La Boite Noire (Shiori Ito 2017, Ed Picquier)

Cela faisait un moment que je me demandais pourquoi le phénomène ME TOO n’avait pas eu les mêmes répercussions dans toutes les démocraties (j’entends par là tous les pays disposant d’un authentique État de droit et non pas bien entendu ceux qui sont les totalitarismes le plus souvent machistes et/ou confessionnels.

Et parmi ces pays, il y avait le Japon. Il est vrai que les statistiques de viols y font état d’un très faible taux. Selon les données de l’Office des Nations unies contre la drogue et le crime de 2013, le pourcentage de viols pour cent mille habitants recensés par pays est de :

Suède : 58,5 (1er)

Grande-Bretagne (Angleterre, Pays de Galles) : 36,4 (3e)

États-Unis : 35,9 (5e)

France : 17,5 (23e)

Allemagne : 9,2 (38e)

Inde : 2,6 (68e)

Japon : 1,1 (87e)

On comprend très vite que si la Suède arrive en 1er,  alors que c’est un des pays au Monde où les droits des femmes y sont les plus reconnus, c’est que le système de prise en compte des agressions sexuelles offert aux femmes doit être bien différent en Suède de ce qu’il est au Japon.

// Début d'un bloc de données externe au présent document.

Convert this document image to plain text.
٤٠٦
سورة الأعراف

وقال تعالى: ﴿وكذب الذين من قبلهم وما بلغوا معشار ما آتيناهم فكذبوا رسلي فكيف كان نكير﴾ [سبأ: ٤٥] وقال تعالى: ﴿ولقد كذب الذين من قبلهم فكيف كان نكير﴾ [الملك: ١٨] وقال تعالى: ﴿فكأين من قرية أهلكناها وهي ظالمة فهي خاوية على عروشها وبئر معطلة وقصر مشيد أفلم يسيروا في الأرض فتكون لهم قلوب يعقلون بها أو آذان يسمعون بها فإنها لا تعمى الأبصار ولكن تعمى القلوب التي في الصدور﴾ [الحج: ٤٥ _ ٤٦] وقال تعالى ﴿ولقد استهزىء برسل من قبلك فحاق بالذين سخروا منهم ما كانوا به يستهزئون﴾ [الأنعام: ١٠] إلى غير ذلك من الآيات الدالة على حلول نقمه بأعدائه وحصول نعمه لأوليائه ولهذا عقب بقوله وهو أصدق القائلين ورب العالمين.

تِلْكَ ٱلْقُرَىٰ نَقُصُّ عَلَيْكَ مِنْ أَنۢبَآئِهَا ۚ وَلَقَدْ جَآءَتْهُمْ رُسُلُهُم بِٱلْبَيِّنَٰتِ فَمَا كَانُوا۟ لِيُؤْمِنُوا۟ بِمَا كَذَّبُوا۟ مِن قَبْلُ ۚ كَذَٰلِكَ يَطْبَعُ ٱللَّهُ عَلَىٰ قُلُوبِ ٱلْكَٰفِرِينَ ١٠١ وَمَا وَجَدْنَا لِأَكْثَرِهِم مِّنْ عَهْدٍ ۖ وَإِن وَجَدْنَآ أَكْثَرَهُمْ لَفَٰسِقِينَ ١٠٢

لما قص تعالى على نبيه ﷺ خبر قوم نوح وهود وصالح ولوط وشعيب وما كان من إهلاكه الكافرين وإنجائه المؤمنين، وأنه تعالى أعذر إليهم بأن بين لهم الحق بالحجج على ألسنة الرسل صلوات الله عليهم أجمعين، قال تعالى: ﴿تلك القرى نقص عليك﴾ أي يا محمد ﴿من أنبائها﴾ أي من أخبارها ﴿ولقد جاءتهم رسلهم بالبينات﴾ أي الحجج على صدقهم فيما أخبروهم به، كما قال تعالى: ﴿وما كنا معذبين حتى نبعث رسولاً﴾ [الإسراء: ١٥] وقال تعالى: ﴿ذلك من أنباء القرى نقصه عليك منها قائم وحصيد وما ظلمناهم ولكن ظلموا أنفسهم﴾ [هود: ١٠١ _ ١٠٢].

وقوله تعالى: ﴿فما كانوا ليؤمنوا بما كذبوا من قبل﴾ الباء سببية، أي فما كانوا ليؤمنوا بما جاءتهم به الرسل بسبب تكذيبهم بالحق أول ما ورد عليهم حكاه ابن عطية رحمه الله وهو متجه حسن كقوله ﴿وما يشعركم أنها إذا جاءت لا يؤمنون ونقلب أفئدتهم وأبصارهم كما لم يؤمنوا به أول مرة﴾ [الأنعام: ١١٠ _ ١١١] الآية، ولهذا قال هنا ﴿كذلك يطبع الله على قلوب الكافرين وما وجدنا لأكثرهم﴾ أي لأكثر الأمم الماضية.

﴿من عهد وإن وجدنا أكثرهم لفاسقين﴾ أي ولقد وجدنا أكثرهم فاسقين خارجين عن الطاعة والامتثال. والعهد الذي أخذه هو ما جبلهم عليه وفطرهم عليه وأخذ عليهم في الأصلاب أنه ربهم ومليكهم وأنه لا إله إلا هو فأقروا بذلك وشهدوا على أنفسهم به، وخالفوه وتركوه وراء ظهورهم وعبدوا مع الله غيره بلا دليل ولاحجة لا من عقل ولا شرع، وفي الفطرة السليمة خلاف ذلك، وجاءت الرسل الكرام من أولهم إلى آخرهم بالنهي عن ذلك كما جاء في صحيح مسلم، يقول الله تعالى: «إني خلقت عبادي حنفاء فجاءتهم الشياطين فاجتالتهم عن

Ce livre le montre parfaitement.

Alors qu’aux USA, des données indiquent qu’en fait, une femme sur cinq est victime d’un viol dans sa vie, au Japon, seulement une femme sur quinze reconnaît avoir subi « un acte sexuel forcé de la part d’une personne de l’autre sexe ».

Jusqu'à récemment, le viol au Japon était défini comme « un rapport sexuel illicite avec une femme » !!!

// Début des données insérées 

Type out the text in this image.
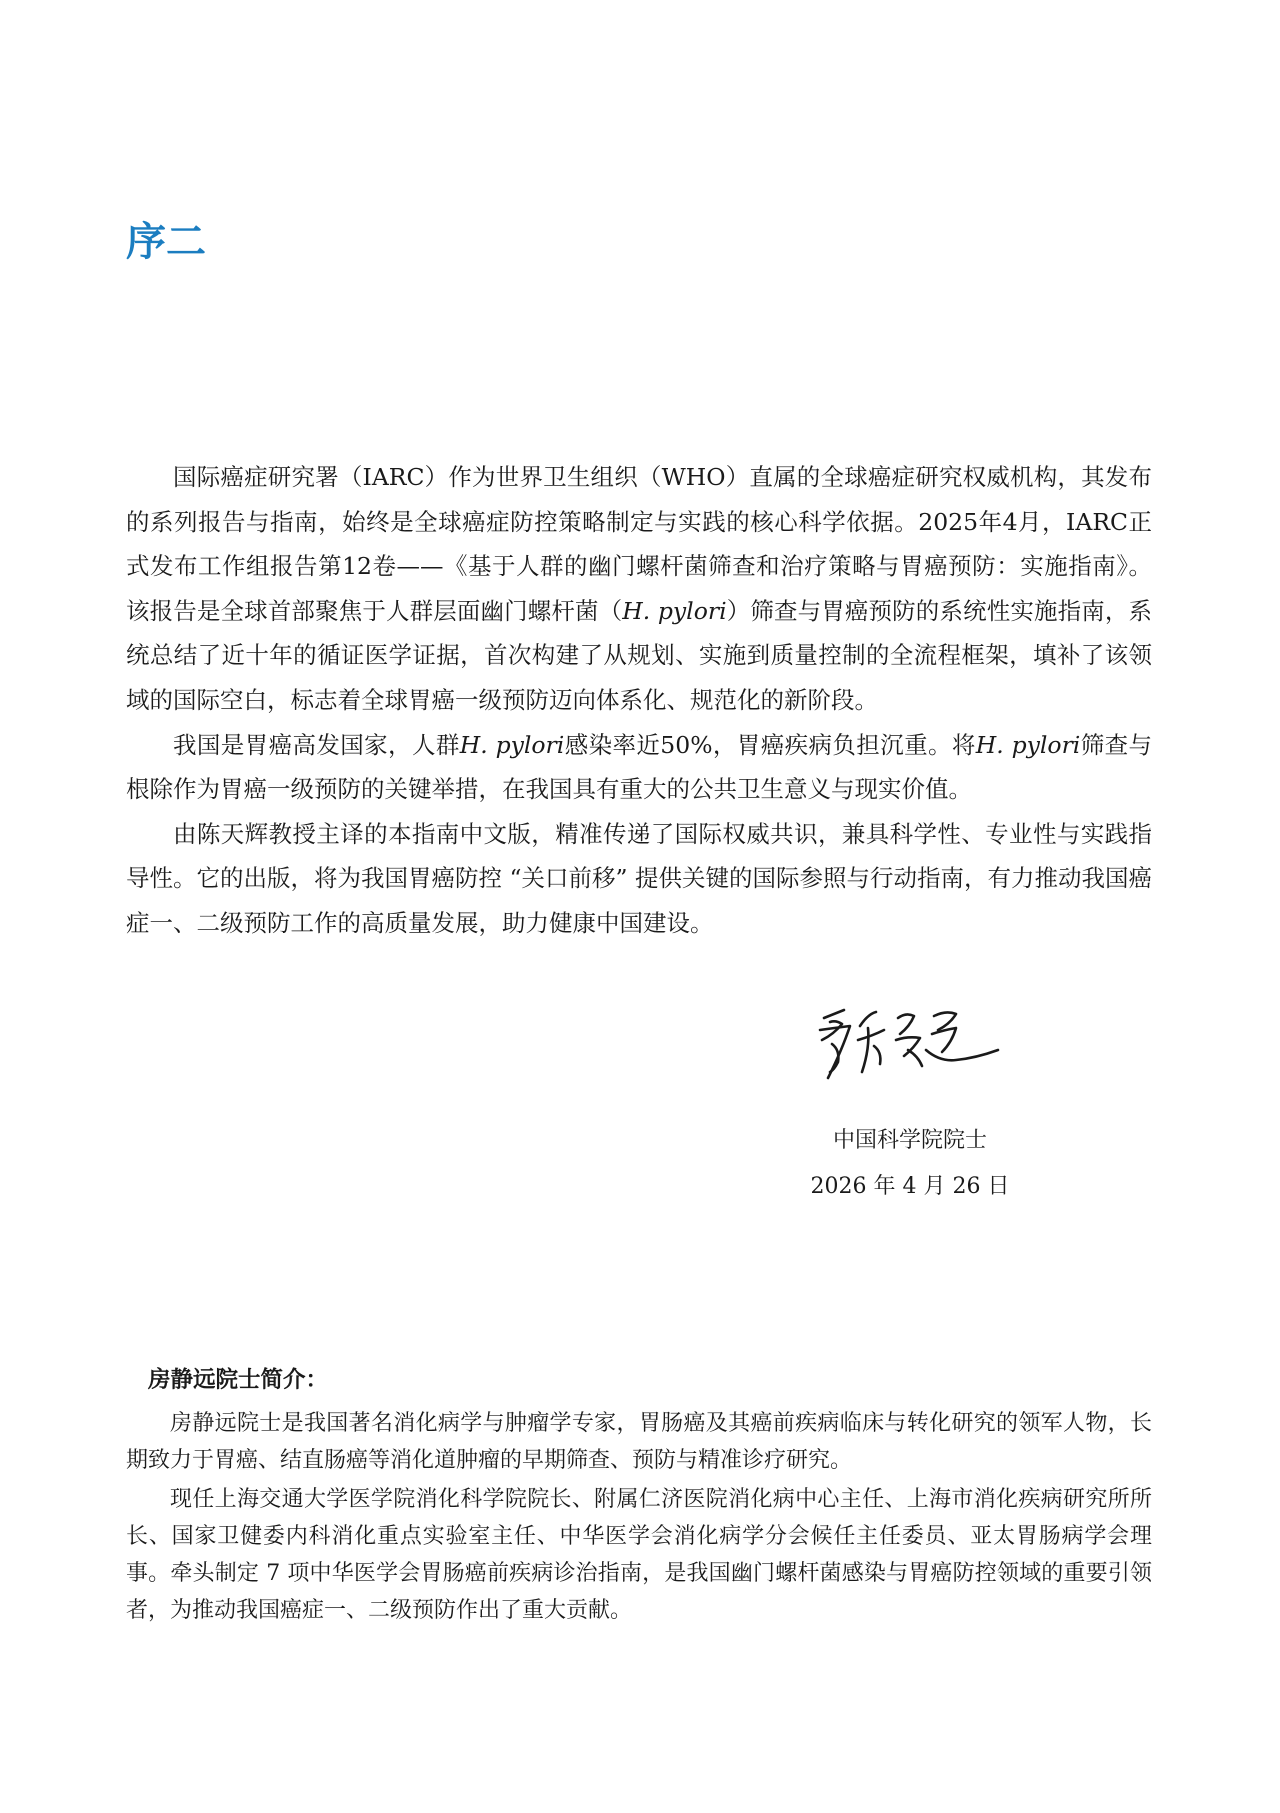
序二

国际癌症研究署（IARC）作为世界卫生组织（WHO）直属的全球癌症研究权威机构，其发布的系列报告与指南，始终是全球癌症防控策略制定与实践的核心科学依据。2025年4月，IARC正式发布工作组报告第12卷——《基于人群的幽门螺杆菌筛查和治疗策略与胃癌预防：实施指南》。该报告是全球首部聚焦于人群层面幽门螺杆菌（H. pylori）筛查与胃癌预防的系统性实施指南，系统总结了近十年的循证医学证据，首次构建了从规划、实施到质量控制的全流程框架，填补了该领域的国际空白，标志着全球胃癌一级预防迈向体系化、规范化的新阶段。

我国是胃癌高发国家，人群H. pylori感染率近50%，胃癌疾病负担沉重。将H. pylori筛查与根除作为胃癌一级预防的关键举措，在我国具有重大的公共卫生意义与现实价值。

由陈天辉教授主译的本指南中文版，精准传递了国际权威共识，兼具科学性、专业性与实践指导性。它的出版，将为我国胃癌防控 “关口前移” 提供关键的国际参照与行动指南，有力推动我国癌症一、二级预防工作的高质量发展，助力健康中国建设。

中国科学院院士
2026 年 4 月 26 日
房静远院士简介：

房静远院士是我国著名消化病学与肿瘤学专家，胃肠癌及其癌前疾病临床与转化研究的领军人物，长期致力于胃癌、结直肠癌等消化道肿瘤的早期筛查、预防与精准诊疗研究。

现任上海交通大学医学院消化科学院院长、附属仁济医院消化病中心主任、上海市消化疾病研究所所长、国家卫健委内科消化重点实验室主任、中华医学会消化病学分会候任主任委员、亚太胃肠病学会理事。牵头制定 7 项中华医学会胃肠癌前疾病诊治指南，是我国幽门螺杆菌感染与胃癌防控领域的重要引领者，为推动我国癌症一、二级预防作出了重大贡献。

Dans ce pays, il faut que la victime prouve 1- l’acte sexuel et 2- le non-consentement. Cette question du non-consentement pose un problème partout et pas seulement au Japon. Dans la pratique, le Japon admet qu’il n’y a pas eu de consentement quand la victime n’avait jamais vu son agresseur, autrement dit lorsqu’il s’agit des viols de rue, qui sont loin d’être la majorité des cas d’agressions graves. Selon des statistiques officielles, les agressions sexuelles perpétrées par une personne totalement inconnue de la victime ne représentent que 11,1 % des cas. Dans la majorité des cas, l’agression provient d’une personne de l’entourage.

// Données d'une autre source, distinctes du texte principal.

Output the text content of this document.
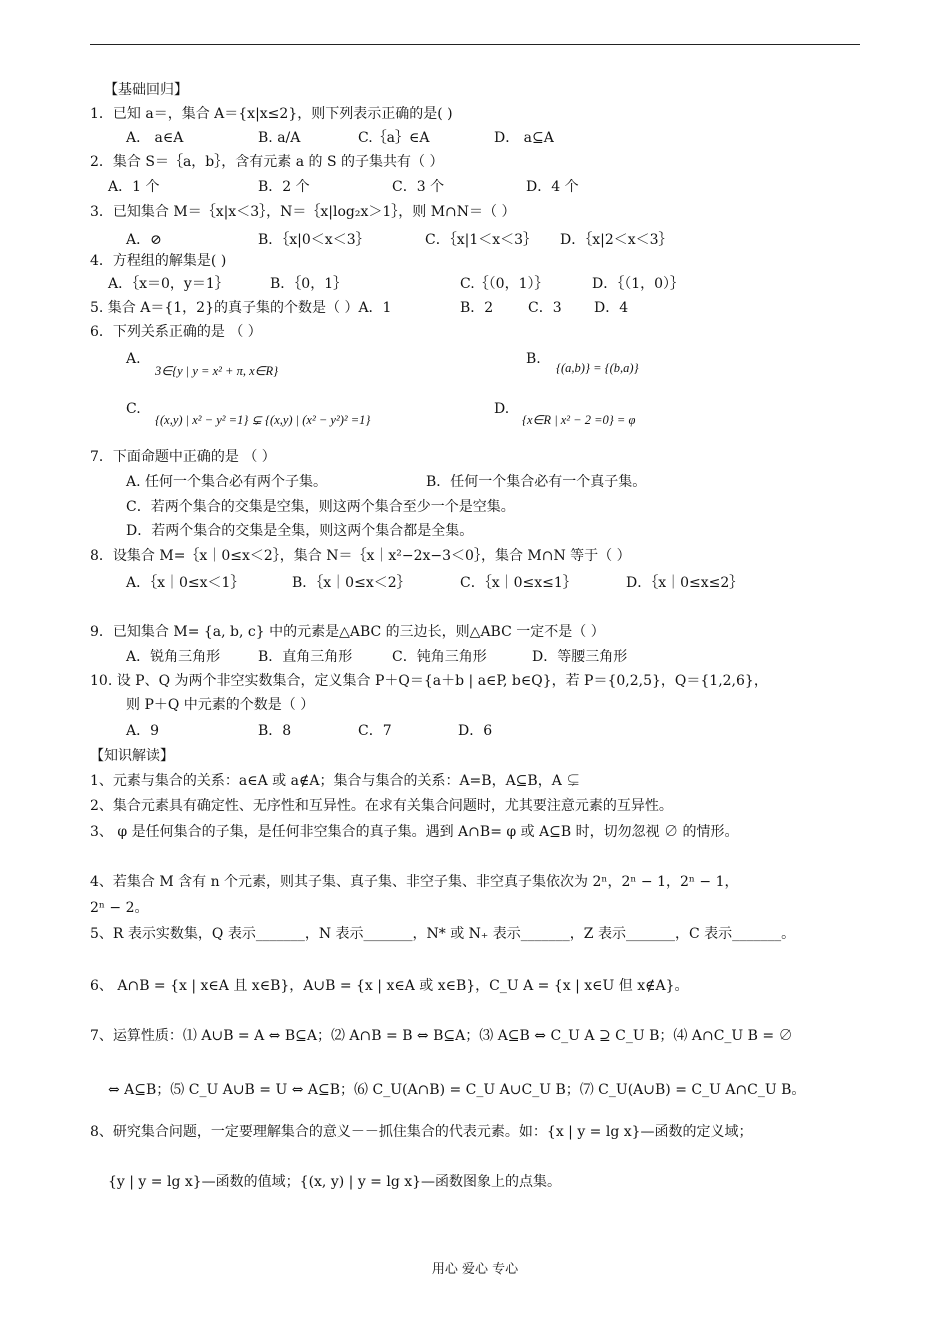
【基础回归】
1．已知 a＝，集合 A＝{x|x≤2}，则下列表示正确的是( )
A． a∈A	B. a/A	C.｛a｝∈A	D． a⊆A
2．集合 S＝｛a，b｝，含有元素 a 的 S 的子集共有（ ）
A．1 个	B．2 个	C．3 个	D．4 个
3．已知集合 M＝｛x|x＜3｝，N＝｛x|log₂x＞1｝，则 M∩N＝（ ）
A．⊘	B．｛x|0＜x＜3｝	C．｛x|1＜x＜3｝ D．｛x|2＜x＜3｝
4．方程组的解集是( )
A．｛x＝0，y＝1｝	B．｛0，1｝	C.｛（0，1）｝	D．｛（1，0）｝
5. 集合 A＝{1，2}的真子集的个数是（ ）A．1	B．2 C．3 D．4
6．下列关系正确的是 （ ）
A.
3∈{y | y = x² + π, x∈R}
B.
{(a,b)} = {(b,a)}
C.
{(x,y) | x² − y² =1} ⊊ {(x,y) | (x² − y²)² =1}
D.
{x∈R | x² − 2 =0} = φ
7．下面命题中正确的是 （ ）
A. 任何一个集合必有两个子集。	B．任何一个集合必有一个真子集。
C．若两个集合的交集是空集，则这两个集合至少一个是空集。
D．若两个集合的交集是全集，则这两个集合都是全集。
8．设集合 M=｛x｜0≤x＜2｝，集合 N＝｛x｜x²−2x−3＜0｝，集合 M∩N 等于（ ）
A．｛x｜0≤x＜1｝	B．｛x｜0≤x＜2｝	C．｛x｜0≤x≤1｝	D．｛x｜0≤x≤2｝
9．已知集合 M= {a, b, c} 中的元素是△ABC 的三边长，则△ABC 一定不是（ ）
A．锐角三角形	B．直角三角形	C．钝角三角形	D．等腰三角形
10. 设 P、Q 为两个非空实数集合，定义集合 P＋Q＝{a＋b | a∈P, b∈Q}，若 P＝{0,2,5}，Q＝{1,2,6}，
则 P＋Q 中元素的个数是（ ）
A．9	B．8	C．7	D．6
【知识解读】
1、元素与集合的关系：a∈A 或 a∉A；集合与集合的关系：A=B，A⊆B，A ⊊
2、集合元素具有确定性、无序性和互异性。在求有关集合问题时，尤其要注意元素的互异性。
3、 φ 是任何集合的子集，是任何非空集合的真子集。遇到 A∩B= φ 或 A⊆B 时，切勿忽视 ∅ 的情形。
4、若集合 M 含有 n 个元素，则其子集、真子集、非空子集、非空真子集依次为 2ⁿ，2ⁿ − 1，2ⁿ − 1，
2ⁿ − 2。
5、R 表示实数集，Q 表示_______，N 表示_______，N* 或 N₊ 表示_______，Z 表示_______，C 表示_______。
6、 A∩B = {x | x∈A 且 x∈B}，A∪B = {x | x∈A 或 x∈B}，C_U A = {x | x∈U 但 x∉A}。
7、运算性质：⑴ A∪B = A ⇔ B⊆A；⑵ A∩B = B ⇔ B⊆A；⑶ A⊆B ⇔ C_U A ⊇ C_U B；⑷ A∩C_U B = ∅
⇔ A⊆B；⑸ C_U A∪B = U ⇔ A⊆B；⑹ C_U(A∩B) = C_U A∪C_U B；⑺ C_U(A∪B) = C_U A∩C_U B。
8、研究集合问题，一定要理解集合的意义－－抓住集合的代表元素。如：{x | y = lg x}—函数的定义域；
{y | y = lg x}—函数的值域；{(x, y) | y = lg x}—函数图象上的点集。
用心 爱心 专心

En outre, les victimes sont totalement découragées de porter plainte. La culture japonaise vise à surtout ne jamais déranger l’harmonie collective en se distinguant d’une manière ou d‘une autre. Et de fait, le Japon est un des pays les plus sûrs au monde. De ce fait, la libération de la parole des femmes est encore très lente et difficile. « Vu depuis le Japon, le mouvement #MeToo a été souvent considéré comme quelque chose d’ancré dans le contexte américain : les journaux ont pu mettre en avant ce qui peut être considéré comme des ‘spécificités’ des mouvements féministes américains », analyse Aline Henninger, post-doctorante à l’Université Paris Diderot.

Le viol est encore tabou, et d’ailleurs les femmes qui dénoncent ce type d’agressions sont accusées de mentir, de ne pas se couvrir assez le corps, ou bien d’avoir cherché à séduire. Et même quand les faits sont établis, les peines encourues restent faibles. Un tribunal japonais a reconnu en 2019 qu'un homme avait violé sa fille entre les âges de 13 et 19 ans, en faisant usage de violence lorsqu’elle résistait, mais aucune peine de prison n’a été prononcée.

C’est pourquoi le témoignage d’une journaliste de 26 ans Shiori Ito, dans son livre « La Boite Noire » est si courageux.

Le 3 avril 2015, Shiori Ito, a rendez-vous à Tokyo avec Noriyuki Yamaguchi, un haut responsable de la chaîne TBS. Il dirige le bureau de Washington de la télévision japonaise et a invité la jeune journaliste à dîner pour discuter des détails du visa qui lui permettrait de travailler pour la chaîne aux Etats-Unis. Sa vie bascule ce soir-là. Après avoir perdu connaissance dans les toilettes du restaurant, elle se réveille dans une chambre d’hôtel avec l’homme, qu’elle accuse de l’avoir droguée et violée, ce qu’il dément.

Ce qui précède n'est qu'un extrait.